Регистрировали три человека, украинец из петлюровцев, девушка с милым лицом и равнодушный немец. Столики стояли рядом. Хвост общий. Я понял: попаду к петлюровцу — пропал, он уже нашел двух наших. Попаду к немцу или девушке — спасен, мой козырь. Считаю хвост, делю на три, путаюсь, опять начинаю считать. Наконец, все ясно, осталось два человека, я попадаю к петлюровцу. Тогда незаметно распускаю обмотку, отхожу в сторону, долго — долго перематываю ее. Потом иду — прямо к девушке. Слышу откуда-то: имя, отчество? И потом свой голос: Григорий Михайлович Москаленко. Прошел?
Я назвался железнодорожником с Киевского вокзала — таких отпускали в первую очередь. Через два часа я уже шагал по дороге на Киев, показывая немецким патрулям свеженькие документы.
В Киеве я жил шесть лет. Имел много друзей среди русских, украинцев. Помогал им. Они помогали мне. Там оставались жена и дочь. Сейчас в уме вставали все знакомые. Я мысленно спрашивал у каждого: «Пустишь? Дашь переодеться?» Идти к семье в центр города в красноармейской форме было невозможно.
Подумав, я решил направиться к рельсовому осмотрщику Пасечнику, жившему на краю города. Я знал его уже много лет, встречался с ним раз шесть или восемь в месяц, и он всегда казался мне хорошим человеком, порядочным, иначе не скажешь. Это был совсем старый старичок, пыльный. О евреях такого склада говорят: паршивенький. Но Пасечник был не еврей, и я мог идти в его дом. Уже темнело, когда я постучал в окошко, — робко — робко, чтобы никого не рассердить. Старик выглянул и отшатнулся: «Грицко, ты? Уходи скорей — себя погубишь и меня погубишь. Вашего брата по всему городу ищут». Но я понимал, что старик не выгонит меня. Кроме того, идти было больше некуда. И я сказал: «Возьми у меня все, век тебе служить буду. Но мне нужно переодеться и идти в центр к семье. Я ничего не могу делать, пока не узнаю, что с семьей».

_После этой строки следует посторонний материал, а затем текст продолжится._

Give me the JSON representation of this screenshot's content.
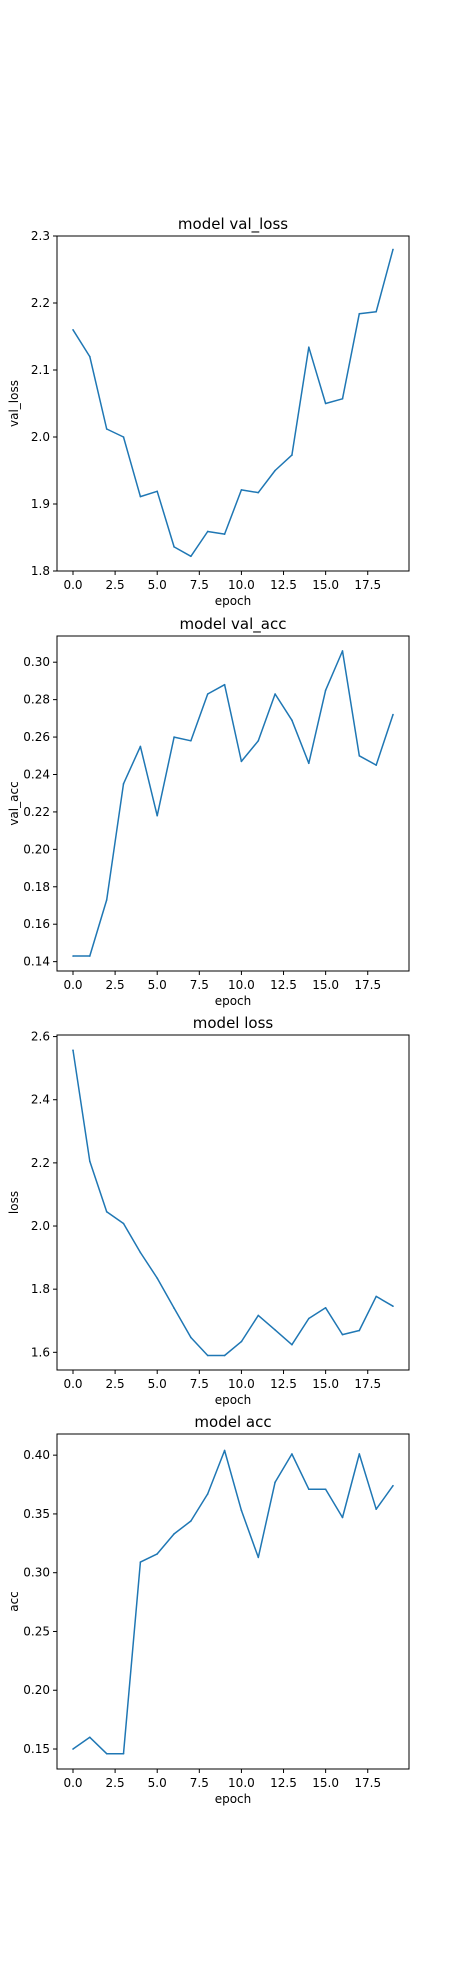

Наступали новые времена, рабские времена. Потом, когда я вспоминал Пасечника, я думал, что мои слова о вечной службе могли показаться не брехней, а обязательством.
Из-за стариковой спины выглядывала Пасечниха — дебелая баба, разъевшаяся на картошке с подсолнечным маслом со своего огорода. Она совсем осовела от страха и только твердила: «Гоны жыда! Гоны жыда!» И все же я переночевал у старика и наутро получил у него старый костюм и штиблеты. Я вынул три тридцатки (из пяти бывших у меня), но старик отказался. Страх соскочил с него, и он хотел делать свое святое дело свято до конца.
Позже немцы запретили эти тридцатки с портретами Ленина и разрешали только мелкие купюры — с изображением рабочего и крестьянина. Такая у них была политика.
Пасечник рассказал мне, как собирали списки евреев через управдома и «актив» соседей; как шла истерическая торговля за выкрестов, за еврейских жен христианских мужей; как шли евреи по улице — не стройной колонной, а нескончаемой очередью, хвостом — в лавку, где выдавали смерть.
Я попрощался и без надежды побрел к себе домой. Мы жили на третьем этаже. Во дворе мне никто не встретился. Взбежав по лестнице, я увидел, что дверь открыта, в комнатах все перевернуто, лак с гардероба содран большими полосами.
На шум вышла Кондратьевна — соседка, серьезная старуха. Она только покачала головой: «Ну, Григорий Моисеевич, ты счастливый человек. Твоя женка уехала с последним эшелоном в Ташкент — туда теперь все ваши едут». Так у меня появилась первая цель в жизни — выжить, дождаться, повидать жену и Катю.
Еще она рассказала мне, что управдомом над тремя улицами назначен Корсунский. Это был
Я уже спускался с лестницы, направляясь к Корсунскому, как вдруг на меня бросилась женщина, знакомая, жившая в этом же дворе. «А, еврей, — закричала она, — за барахлом пришел, в гестапе твое барахло», — и крикнула мальчишке во двор, чтоб бежал за немцами жида забирать. «Анна Романовна!» — сказал я ей тихо. До этого я никогда не называл ее Анна Романовна, и никто во дворе так ее не называл — все знали ее как проститутку, в сорок пять лет она спала с каждым за пятерку, и сын ее, матрос, приехавший в отпуск, отказался от нее и пошел ночевать к соседям, на другое утро уехал обратно на корабль.
Но я сказал: «Анна Романовна!» — и слеза пошла откуда-то снизу в голову, и ноги подкосились, и я понял: еще немного, и я, член партии, член горсовета, заслуженный человек, упаду на колени и буду молить ее о жизни, еще немного пожить на белом свете.